8. Accretion- when soil and earth, weeds and other deposits are washed away from the other
places and gradually settles down and attach themselves to one’s land that usedto border
on a stream or local body of water, the owner of this said land becomes the owner of the
additional area thus formed by accretion.
9. Voluntary transfer- or by private grant; the transfer is given effect by the voluntary
execution of a deed of conveyance in certain prescribed form, completed by the recording
or registration thereof in a public office.
10. Involuntary alienation- this method of transfer does not require the consent or
cooperation of the owner of the land, and in fact, is usually carried out against his will.

F. Limits of Ownership of Property


1. Police Power – the power of the government or agencies to regulate private real estate
ownership to protect the health, safety, morals and well being and general welfare of its citizens.

2. Eminent Domain – the power of the government to take private property for public use upon
payment of just compensation.

3. Power of Taxation – the power of the government to collect taxes on property for the
maintenance of public service, if not collected the government sells the property.

4. Escheat – the reversion of the property to the government when the owner dies without
leaving a will or heirs.

G. Elements or Attributes of Ownership.


1. the right to enjoy – the right to use, the right to enjoy the fruits and the right to consume the
thing by its use.

1. The right to use or “jus utendi”


2. The right to enjoy the fruits or “jus fruendi”
3. The right to consume the thing by its use or “jus abutendi

2. the right to dispose (“jus disponendi”) or the right to alienate, encumber, transform or even the
right to destroy.
3. the right to vindicate (“jus vindicandi”) or the right to action available to the owner to recover
the property against the holder or prossessor.

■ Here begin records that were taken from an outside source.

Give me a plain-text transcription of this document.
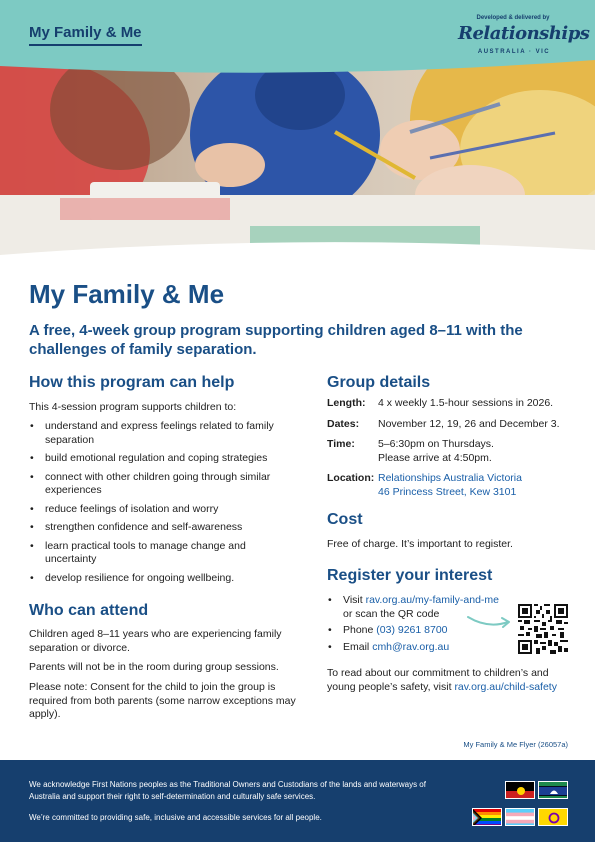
My Family & Me
Developed & delivered by
Relationships
AUSTRALIA · VIC
My Family & Me
A free, 4-week group program supporting children aged 8–11 with the challenges of family separation.
How this program can help
This 4-session program supports children to:
• understand and express feelings related to family separation
• build emotional regulation and coping strategies
• connect with other children going through similar experiences
• reduce feelings of isolation and worry
• strengthen confidence and self-awareness
• learn practical tools to manage change and uncertainty
• develop resilience for ongoing wellbeing.
Who can attend
Children aged 8–11 years who are experiencing family separation or divorce.
Parents will not be in the room during group sessions.
Please note: Consent for the child to join the group is required from both parents (some narrow exceptions may apply).
Group details
Length:	4 x weekly 1.5-hour sessions in 2026.
Dates:	November 12, 19, 26 and December 3.
Time:	5–6:30pm on Thursdays.
Please arrive at 4:50pm.

Location:	Relationships Australia Victoria
46 Princess Street, Kew 3101
Cost
Free of charge. It’s important to register.
Register your interest
• Visit rav.org.au/my-family-and-me
or scan the QR code
• Phone (03) 9261 8700
• Email cmh@rav.org.au
To read about our commitment to children’s and young people’s safety, visit rav.org.au/child-safety
My Family & Me Flyer (26057a)
We acknowledge First Nations peoples as the Traditional Owners and Custodians of the lands and waterways of Australia and support their right to self-determination and culturally safe services.
We’re committed to providing safe, inclusive and accessible services for all people.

The Steward Concept of property ownership

The Steward Concept is a legal doctrine which holds that property ownership
presupposes concomitant obligations to the state and the community and that property is
supposed to be held by the individual only as trustee for people in general; and that as mere
steward, the property owner must exercise his rights to the property not just for his own
exclusive and selfish benefit or interest but for the good and general welfare of the nation as a
whole.

H. Limitations on right of property ownership

CONSTITUTIONAL - such as police power, eminent domain or expropriation of private


property for public use, taxation and escheat when revision of private property to state ownership
in case of death of property owner without an heir;
1. Police Power – is the power of the government of any of its instrumentalities or agencies
to regulate private real estate ownership to protect the health, safety, morals and well
being and general welfare of its citizens.
2. Eminent Domain – power of the government to take private property for public use upon
payment of just compensation.
3. Power of Taxation – government exacts taxes on property for the general support of the
state and for the maintenance of public service, if not collected the government sells the
property.
4. Escheat – reversion of the property to the government when the owner dies without
leaving a will or heirs.

LEGAL - zoning ordinances, regulations on subdivision projects, building code, and other
special laws and regulations; and
CONSENSUAL/VOLUNTARY - easements and servitudes, usufructs, lease agreements,
restrictions in subdivision and condominium deeds or restriction.